Humanist groups need to do more

Must read for Humanist groups

Why Humanist groups must be about more than just philosophy.

Humanists must build communities

There is a great essay – 10 ways to make sure the atheist movement is not just for the wealthy by Alex Gabriel. The tag on this article is Living without god should not be a luxury. (see: http://www.alternet.org/belief/10-ways-make-sure-atheist-movement-not-just-wealthy?page=0%2C4&paging=off&current_page=1#bookmark)

In it, he talks about how most atheist groups, have no clue what or why people might continue to particpate in religions they don’t believe in. They don’t understand the support that religious groups give to their congregants that goes well beyond “spiritual” health matters.

Groups give tangible help, with housing assistance, and clothing and transportation and more.  That is what it means to be part of a caring community. If you need help, that community will help.

Humanists and atheist groups are notoriously bad at this. We like to talk a good talk about how much better we are and how superior we are because we don’t believe.
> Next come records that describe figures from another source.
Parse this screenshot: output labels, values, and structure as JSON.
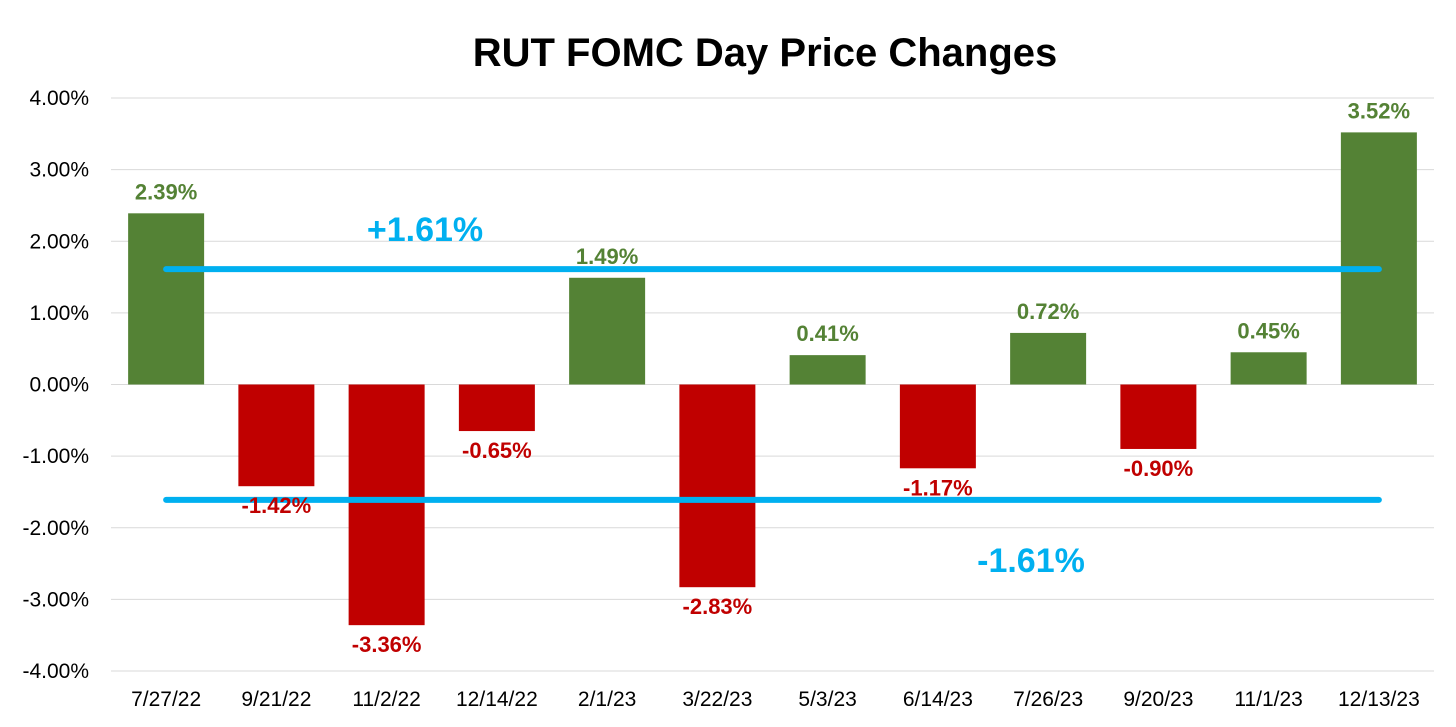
{
  "chart_data": {
    "type": "bar",
    "title": "RUT FOMC Day Price Changes",
    "xlabel": "",
    "ylabel": "",
    "ylim": [
      -4,
      4
    ],
    "yticks": [
      "4.00%",
      "3.00%",
      "2.00%",
      "1.00%",
      "0.00%",
      "-1.00%",
      "-2.00%",
      "-3.00%",
      "-4.00%"
    ],
    "ytick_values": [
      4,
      3,
      2,
      1,
      0,
      -1,
      -2,
      -3,
      -4
    ],
    "grid": true,
    "legend": "none",
    "categories": [
      "7/27/22",
      "9/21/22",
      "11/2/22",
      "12/14/22",
      "2/1/23",
      "3/22/23",
      "5/3/23",
      "6/14/23",
      "7/26/23",
      "9/20/23",
      "11/1/23",
      "12/13/23"
    ],
    "values": [
      2.39,
      -1.42,
      -3.36,
      -0.65,
      1.49,
      -2.83,
      0.41,
      -1.17,
      0.72,
      -0.9,
      0.45,
      3.52
    ],
    "data_labels": [
      "2.39%",
      "-1.42%",
      "-3.36%",
      "-0.65%",
      "1.49%",
      "-2.83%",
      "0.41%",
      "-1.17%",
      "0.72%",
      "-0.90%",
      "0.45%",
      "3.52%"
    ],
    "colors": {
      "positive": "#548235",
      "negative": "#c00000",
      "reference": "#00b0f0",
      "grid": "#d9d9d9"
    },
    "reference_lines": [
      {
        "value": 1.61,
        "label": "+1.61%"
      },
      {
        "value": -1.61,
        "label": "-1.61%"
      }
    ]
  }
}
But when push comes to shove, we aren’t there for each other!  And that’s not ok.

It’s really easy to forget the real challenges that people who are poor face.  Being poor is expensive! http://www.theatlantic.com/business/archive/2014/01/it-is-expensive-to-be-poor/282979/

Don’t get me wrong, we are getting better. There are Humanist groups that do food drives and distribute food to the homeless and raise money for disaster victims. But how many have carpools that will give their unemployed members rides to their jobs?  How many will donate work clothing to a member who may need a new set of clothes to go job hunting in?  How many help with childcare for a single mom who is a member?   Not many because most of our groups don’t provide child care so they don’t have single moms as members because single moms can’t join because they don’t have someone to watch their child for them.

We need to do more and we need to integrate charity into the very framework of how and why we organize in the first place.  And it can’t just be what we imagine people need. We need to actually meet people who would like to participate and find out what would make it easier for them to participate and what kind of support they would appreciate.

We need to stop complaining that our groups lack diversity and start providing services that diverse groups with diverse economic backgrounds need.